The National Nurses United surveyed more than 22,000 nurses in the U.S. Eighty-seven percent said they were mandated to reuse single-use PPE, 77 percent said they have never been tested and 76 percent said they don't feel their employer is providing a safe workplace. 

Despite this, the White House has repeatedly said there are enough PPE supplies to go around. 

"They're very much stocked up; they're in great shape," President Donald Trump said. 

But several government agencies say that's not the case, especially now as the U.S. enters peak hurricane season. 

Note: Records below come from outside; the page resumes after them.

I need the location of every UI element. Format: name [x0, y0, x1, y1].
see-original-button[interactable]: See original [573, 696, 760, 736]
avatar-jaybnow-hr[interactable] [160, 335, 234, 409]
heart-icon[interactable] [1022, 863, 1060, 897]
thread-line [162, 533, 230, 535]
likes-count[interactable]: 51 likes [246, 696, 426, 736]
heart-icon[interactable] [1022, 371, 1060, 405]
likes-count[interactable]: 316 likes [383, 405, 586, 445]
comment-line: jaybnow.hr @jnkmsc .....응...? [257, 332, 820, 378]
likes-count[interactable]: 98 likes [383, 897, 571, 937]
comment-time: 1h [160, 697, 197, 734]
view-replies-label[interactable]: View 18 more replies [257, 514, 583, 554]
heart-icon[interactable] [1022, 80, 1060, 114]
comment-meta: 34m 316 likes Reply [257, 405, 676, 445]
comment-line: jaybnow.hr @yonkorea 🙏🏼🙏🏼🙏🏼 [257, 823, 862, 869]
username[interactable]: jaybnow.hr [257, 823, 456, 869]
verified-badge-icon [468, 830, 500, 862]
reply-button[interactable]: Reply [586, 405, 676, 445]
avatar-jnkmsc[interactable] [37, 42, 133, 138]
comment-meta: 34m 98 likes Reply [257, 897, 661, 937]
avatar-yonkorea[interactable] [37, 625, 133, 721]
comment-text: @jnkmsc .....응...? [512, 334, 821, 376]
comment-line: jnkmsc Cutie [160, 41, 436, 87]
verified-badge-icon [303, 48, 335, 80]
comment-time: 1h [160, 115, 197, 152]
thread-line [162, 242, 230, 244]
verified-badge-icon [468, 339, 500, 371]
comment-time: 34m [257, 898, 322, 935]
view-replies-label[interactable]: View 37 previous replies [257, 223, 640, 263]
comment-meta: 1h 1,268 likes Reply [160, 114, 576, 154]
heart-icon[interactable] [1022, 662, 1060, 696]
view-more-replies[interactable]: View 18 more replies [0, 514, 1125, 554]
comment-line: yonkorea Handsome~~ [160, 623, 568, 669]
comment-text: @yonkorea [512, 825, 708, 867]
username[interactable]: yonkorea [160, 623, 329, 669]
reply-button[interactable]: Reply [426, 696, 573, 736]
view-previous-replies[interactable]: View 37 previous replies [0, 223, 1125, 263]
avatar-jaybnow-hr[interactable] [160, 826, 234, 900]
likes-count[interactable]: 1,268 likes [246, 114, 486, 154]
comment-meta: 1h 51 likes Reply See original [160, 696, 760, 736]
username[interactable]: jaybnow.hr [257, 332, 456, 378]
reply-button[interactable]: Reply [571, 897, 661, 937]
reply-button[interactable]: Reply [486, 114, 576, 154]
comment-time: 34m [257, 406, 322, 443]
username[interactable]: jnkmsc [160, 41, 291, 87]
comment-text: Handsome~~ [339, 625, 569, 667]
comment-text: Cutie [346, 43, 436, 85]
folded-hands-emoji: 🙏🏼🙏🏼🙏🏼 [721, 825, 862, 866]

"In respond to COVID-19 and other national disasters in 2020, FEMA has met the more difficult task of managing finite medical supplies and equipment," FEMA Administrator Peter Gaynor said. "Rather than managing resources, we are managing shortages."

In response to Newsy's request for comment on the new FDA claims of PPE shortages, the White House doubled down, saying, "President Trump has led the greatest mobilization of the private sector since World War II to deliver critical supplies, including face masks, PPE, and ventilators, to the areas that need it most and saving countless lives."

A senior administration official told Newsy 70 percent of states in the U.S. have on hand a 60-day PPE supply or greater.